Она стояла в пяти шагах от меня и вдруг, шагнув, кажется, лишь один раз, оказалась прямо передо мной и схватила меня за грудки. Тихо, но свирепо она произнесла:

— Ты должен мне помочь, и ты поможешь.

— Я помогу тебе выйти отсюда! Кто же стрелял сюда, если не ты?

— Мои преследователи. Просто несчастное совпадение. Это шальной выстрел, но они уже близко. Это я точно знаю.

Меня нисколько не запугало то, что Шейри нависла надо мной. Я увидел страх на ее лице, и она стала для меня немного более понятной. Может быть, еще и потому, что я видел ее обнаженной. Это тоже делает человека ближе.

— Я очень рад, что они недалеко, — ответил я. — Значит, тем скорее ты уберешься отсюда.

— Невпопад… — произнесла она как-то безнадежно и отступила, отпустив мою одежду. Кажется, ей отчаянно надо было уговорить меня помочь ей, но она не имела ни малейшего представления, как это сделать.

Уши мои пытались уловить малейший звук погони. Однако пока я ничего такого не слышал. Но это ничего и не значило. Может быть, преследователи просто ценили скрытность и подбирались незаметно, не зная, кто или что ожидает их в "Буггер-зале". Честное слово, я бы на их месте именно так и действовал. Только дураки лезут напролом, не выяснив прежде поточнее, что их ждет.

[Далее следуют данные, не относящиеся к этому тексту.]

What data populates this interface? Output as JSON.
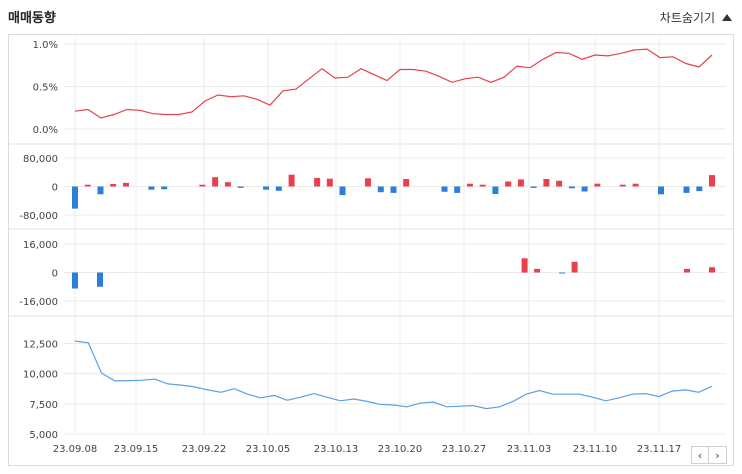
{
  "header": {
    "title": "매매동향",
    "hide_label": "차트숨기기"
  },
  "nav": {
    "prev_icon": "‹",
    "next_icon": "›"
  },
  "colors": {
    "up": "#e8414d",
    "down": "#2c7fd8",
    "price_line": "#e8414d",
    "lower_line": "#5aa0e0",
    "grid": "#ebebeb"
  },
  "chart_data": [
    {
      "type": "line",
      "panel": "top",
      "yticks": [
        "1.0%",
        "0.5%",
        "0.0%"
      ],
      "ylim": [
        0,
        1.0
      ],
      "values": [
        0.21,
        0.23,
        0.13,
        0.17,
        0.23,
        0.22,
        0.18,
        0.17,
        0.17,
        0.2,
        0.33,
        0.4,
        0.38,
        0.39,
        0.35,
        0.28,
        0.45,
        0.47,
        0.59,
        0.71,
        0.6,
        0.61,
        0.71,
        0.64,
        0.57,
        0.7,
        0.7,
        0.68,
        0.62,
        0.55,
        0.59,
        0.61,
        0.55,
        0.61,
        0.74,
        0.72,
        0.82,
        0.9,
        0.89,
        0.82,
        0.87,
        0.86,
        0.89,
        0.93,
        0.94,
        0.84,
        0.85,
        0.77,
        0.73,
        0.87
      ]
    },
    {
      "type": "bar",
      "panel": "mid1",
      "yticks": [
        "80,000",
        "0",
        "-80,000"
      ],
      "ylim": [
        -80000,
        80000
      ],
      "values": [
        -62000,
        5000,
        -22000,
        7000,
        10000,
        0,
        -9000,
        -8000,
        0,
        0,
        5000,
        26000,
        12000,
        -4000,
        0,
        -9000,
        -12000,
        33000,
        0,
        24000,
        22000,
        -24000,
        0,
        23000,
        -16000,
        -18000,
        21000,
        0,
        0,
        -15000,
        -18000,
        8000,
        5000,
        -21000,
        14000,
        20000,
        -4000,
        21000,
        16000,
        -5000,
        -14000,
        8000,
        0,
        5000,
        8000,
        0,
        -22000,
        0,
        -18000,
        -13000,
        32000
      ]
    },
    {
      "type": "bar",
      "panel": "mid2",
      "yticks": [
        "16,000",
        "0",
        "-16,000"
      ],
      "ylim": [
        -16000,
        16000
      ],
      "values": [
        -9000,
        0,
        -8000,
        0,
        0,
        0,
        0,
        0,
        0,
        0,
        0,
        0,
        0,
        0,
        0,
        0,
        0,
        0,
        0,
        0,
        0,
        0,
        0,
        0,
        0,
        0,
        0,
        0,
        0,
        0,
        0,
        0,
        0,
        0,
        0,
        0,
        8000,
        2000,
        0,
        -500,
        6000,
        0,
        0,
        0,
        0,
        0,
        0,
        0,
        0,
        2000,
        0,
        3000
      ]
    },
    {
      "type": "line",
      "panel": "bottom",
      "yticks": [
        "12,500",
        "10,000",
        "7,500",
        "5,000"
      ],
      "ylim": [
        5000,
        13200
      ],
      "values": [
        12700,
        12550,
        10050,
        9400,
        9420,
        9450,
        9550,
        9150,
        9050,
        8900,
        8650,
        8450,
        8750,
        8300,
        8000,
        8200,
        7800,
        8050,
        8350,
        8050,
        7750,
        7900,
        7700,
        7450,
        7400,
        7250,
        7550,
        7650,
        7250,
        7300,
        7350,
        7100,
        7250,
        7700,
        8300,
        8600,
        8300,
        8300,
        8300,
        8050,
        7750,
        8000,
        8300,
        8350,
        8100,
        8550,
        8650,
        8450,
        8950
      ]
    }
  ],
  "xticks": [
    "23.09.08",
    "23.09.15",
    "23.09.22",
    "23.10.05",
    "23.10.13",
    "23.10.20",
    "23.10.27",
    "23.11.03",
    "23.11.10",
    "23.11.17"
  ]
}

— Скорее всего, я пожалею, что спросил, — начал я, — но мне очень любопытно. Что же ты такое сделала и кому, что оказалась в такой передряге?

Думаю, следует упомянуть, что ни один из нас не сделал ни одного движения, чтобы помочь истекающему кровью провидцу. Я бы объяснил это крайней практичностью, которой и Шейри, и я руководствовались в своих делах. Я знал, что этот человек сейчас умрет. Она это знала тоже. Мы видели, как сидит стрела в его груди, как вытекает кровь — подобно вину из бурдюка, откуда вытащили затычку. Не было никакого смысла заострять на этом внимание, и ни она, ни я не стали бы сидеть рядом с беднягой и впустую убеждать его, что все кончится хорошо, когда в этой жизни ему осталось столько минут, что их можно пересчитать при помощи пальцев двух рук, если одной не хватит. Наше внимание было поглощено более насущными проблемами.

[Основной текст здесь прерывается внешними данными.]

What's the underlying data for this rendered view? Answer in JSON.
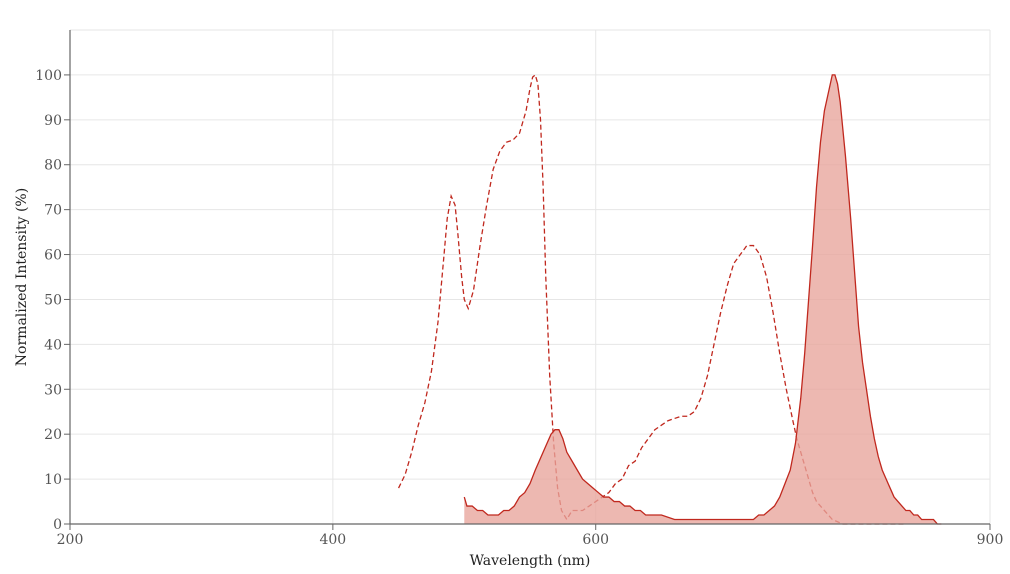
{
  "chart_data": {
    "type": "area",
    "title": "",
    "xlabel": "Wavelength (nm)",
    "ylabel": "Normalized Intensity (%)",
    "xlim": [
      200,
      900
    ],
    "ylim": [
      0,
      110
    ],
    "xticks": [
      200,
      400,
      600,
      900
    ],
    "yticks": [
      0,
      10,
      20,
      30,
      40,
      50,
      60,
      70,
      80,
      90,
      100
    ],
    "grid": true,
    "legend": "none",
    "colors": {
      "line": "#c0281e",
      "fill": "#e8a49b"
    },
    "series": [
      {
        "style": "dashed",
        "x": [
          450,
          455,
          460,
          465,
          470,
          475,
          480,
          484,
          487,
          490,
          493,
          495,
          498,
          500,
          503,
          507,
          512,
          517,
          522,
          527,
          532,
          537,
          542,
          547,
          550,
          552,
          554,
          556,
          558,
          560,
          562,
          565,
          568,
          571,
          574,
          578,
          582,
          586,
          590,
          595,
          600,
          605,
          610,
          615,
          620,
          625,
          630,
          635,
          640,
          645,
          650,
          655,
          660,
          665,
          670,
          675,
          680,
          685,
          690,
          695,
          700,
          705,
          710,
          715,
          720,
          725,
          730,
          735,
          740,
          745,
          750,
          753,
          756,
          759,
          762,
          765,
          768,
          771,
          774,
          777,
          780,
          784,
          788,
          792,
          796,
          800,
          805,
          810,
          815,
          820,
          825,
          830,
          835
        ],
        "values": [
          8,
          11,
          16,
          22,
          27,
          34,
          45,
          58,
          68,
          73,
          71,
          65,
          55,
          50,
          48,
          52,
          62,
          71,
          79,
          83,
          85,
          85.5,
          87,
          92,
          97,
          99.5,
          100,
          98,
          90,
          75,
          55,
          33,
          18,
          8,
          3,
          1,
          3,
          3,
          3,
          4,
          5,
          6,
          7,
          9,
          10,
          13,
          14,
          17,
          19,
          21,
          22,
          23,
          23.5,
          24,
          24,
          25,
          28,
          33,
          40,
          47,
          53,
          58,
          60,
          62,
          62,
          60,
          55,
          47,
          38,
          30,
          23,
          19,
          16,
          13,
          10,
          7,
          5,
          4,
          3,
          2,
          1,
          0.5,
          0,
          0,
          0,
          0,
          0,
          0,
          0,
          0,
          0,
          0,
          0
        ]
      },
      {
        "style": "filled",
        "x": [
          500,
          502,
          506,
          510,
          514,
          518,
          522,
          526,
          530,
          534,
          538,
          542,
          546,
          550,
          554,
          557,
          560,
          563,
          566,
          569,
          572,
          575,
          578,
          582,
          586,
          590,
          594,
          598,
          602,
          606,
          610,
          614,
          618,
          622,
          626,
          630,
          634,
          638,
          642,
          646,
          650,
          660,
          670,
          680,
          690,
          700,
          710,
          715,
          720,
          724,
          728,
          732,
          736,
          740,
          744,
          748,
          752,
          756,
          759,
          762,
          765,
          768,
          771,
          774,
          777,
          780,
          782,
          784,
          786,
          788,
          790,
          792,
          794,
          796,
          798,
          800,
          803,
          806,
          809,
          812,
          815,
          818,
          821,
          824,
          827,
          830,
          833,
          836,
          839,
          842,
          845,
          848,
          851,
          854,
          857,
          860,
          863
        ],
        "values": [
          6,
          4,
          4,
          3,
          3,
          2,
          2,
          2,
          3,
          3,
          4,
          6,
          7,
          9,
          12,
          14,
          16,
          18,
          20,
          21,
          21,
          19,
          16,
          14,
          12,
          10,
          9,
          8,
          7,
          6,
          6,
          5,
          5,
          4,
          4,
          3,
          3,
          2,
          2,
          2,
          2,
          1,
          1,
          1,
          1,
          1,
          1,
          1,
          1,
          2,
          2,
          3,
          4,
          6,
          9,
          12,
          18,
          28,
          38,
          50,
          62,
          75,
          85,
          92,
          96,
          100,
          100,
          98,
          94,
          88,
          82,
          75,
          68,
          60,
          52,
          44,
          36,
          30,
          24,
          19,
          15,
          12,
          10,
          8,
          6,
          5,
          4,
          3,
          3,
          2,
          2,
          1,
          1,
          1,
          1,
          0,
          0
        ]
      }
    ]
  }
}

Провидец явно имел достаточно сообразительности, чтобы все это понять. Он стал реже дышать, потом едва слышно пробормотал что-то, но больше ничем нам не мешал. Поскольку он прочитал о своей смерти в собственных предсказаниях, то, по крайней мере, мог утешаться тем, что работу свою сделал хорошо.

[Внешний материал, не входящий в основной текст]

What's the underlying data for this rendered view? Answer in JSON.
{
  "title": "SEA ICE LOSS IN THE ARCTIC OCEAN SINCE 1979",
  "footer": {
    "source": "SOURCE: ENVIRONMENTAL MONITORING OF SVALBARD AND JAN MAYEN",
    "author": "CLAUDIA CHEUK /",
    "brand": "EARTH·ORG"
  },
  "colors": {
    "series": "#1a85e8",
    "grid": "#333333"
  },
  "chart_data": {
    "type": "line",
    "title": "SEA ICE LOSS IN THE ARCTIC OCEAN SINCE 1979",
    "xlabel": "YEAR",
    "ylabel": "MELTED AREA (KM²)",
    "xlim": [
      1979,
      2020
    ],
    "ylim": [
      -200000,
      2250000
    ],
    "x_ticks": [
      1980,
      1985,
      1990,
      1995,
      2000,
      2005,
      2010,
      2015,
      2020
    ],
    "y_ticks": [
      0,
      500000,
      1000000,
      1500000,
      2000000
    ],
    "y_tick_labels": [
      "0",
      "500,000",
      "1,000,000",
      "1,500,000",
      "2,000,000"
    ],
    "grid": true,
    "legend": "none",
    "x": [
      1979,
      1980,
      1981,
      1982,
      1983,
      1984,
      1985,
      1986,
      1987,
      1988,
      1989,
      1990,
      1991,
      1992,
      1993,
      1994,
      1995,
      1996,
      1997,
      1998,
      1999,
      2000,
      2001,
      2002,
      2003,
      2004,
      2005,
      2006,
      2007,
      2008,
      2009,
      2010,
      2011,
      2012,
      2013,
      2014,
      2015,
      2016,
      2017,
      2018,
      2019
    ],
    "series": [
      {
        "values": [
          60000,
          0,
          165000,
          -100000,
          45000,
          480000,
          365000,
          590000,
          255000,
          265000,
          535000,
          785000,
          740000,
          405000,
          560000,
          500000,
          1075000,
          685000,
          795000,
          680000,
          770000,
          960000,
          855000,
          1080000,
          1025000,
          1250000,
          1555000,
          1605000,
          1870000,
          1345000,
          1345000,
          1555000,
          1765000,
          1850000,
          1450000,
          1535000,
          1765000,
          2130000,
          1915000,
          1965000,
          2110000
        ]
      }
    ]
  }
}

— Ну… у меня могут быть кое-какие враги, — протянула Шейри. — Один вообще-то.

— Ну-ну. А имя у него есть?

— Лорд Беликоз.

Имя мне ничего не говорило.

— Я должен его знать?

— Он вождь воинов, капитан отряда наемников. Он заявляет, что титул достался ему законно, но никто не знает этого наверняка.

— Я знаю наверняка, что мне все равно, — сообщил я плетельщице. — Что ты ему сделала?

Она смущенно переминалась с ноги на ногу и оглядывалась на запертую дверь. Я почти ждал, что в любой миг дверь будет выбита пинком громадной ноги в сапоге и в зал влетит туча стрел.

— Ну… может, я взяла кое-что, что ему нравилось.

Я громко застонал.

— Ты что-то у него украла.

— Может быть.

— Шейри!

— Невпопад, ну пожалуйста! — настойчиво произнесла она. Я знаю, ее с души воротило даже при одной мысли о том, чтобы просить у меня помощи, и, должен признаться, глядя на ее мучения, я испытывал какое-то нехорошее удовольствие. — Ты должен мне помочь!

— Я должен! Да если я помогу тебе, твой лорд Беликоз придет сюда и наденет это заведение мне на голову!

Шейри взглянула на провидца.

— Это он тебе сказал?

— Да, если тебе интересно, и у меня нет повода ему не верить. И еще меньше поводов помогать тебе!

Ее лицо вспыхнуло, и она выпалила:

— Ты мне задолжал! Ты задолжал мне, свинья, за то, что ты со мной сделал!

— Я задолжал тебе только пинок пониже спины! У тебя есть силы! Если он тебе докучает, почему ты с ним не разберешься сама?

Как только я это вымолвил, так сразу понял, что невзначай затронул больную тему. Губы Шейри едва заметно дрогнули, но она быстро справилась с собой и упрямо ответила:

— Нет. У меня больше нет силы. Или почти нет. Если я вызываю бурю, то получаю лишь мелкий дождичек. Я вызываю молнию, а получаю крохотную искру. Я вызываю снег…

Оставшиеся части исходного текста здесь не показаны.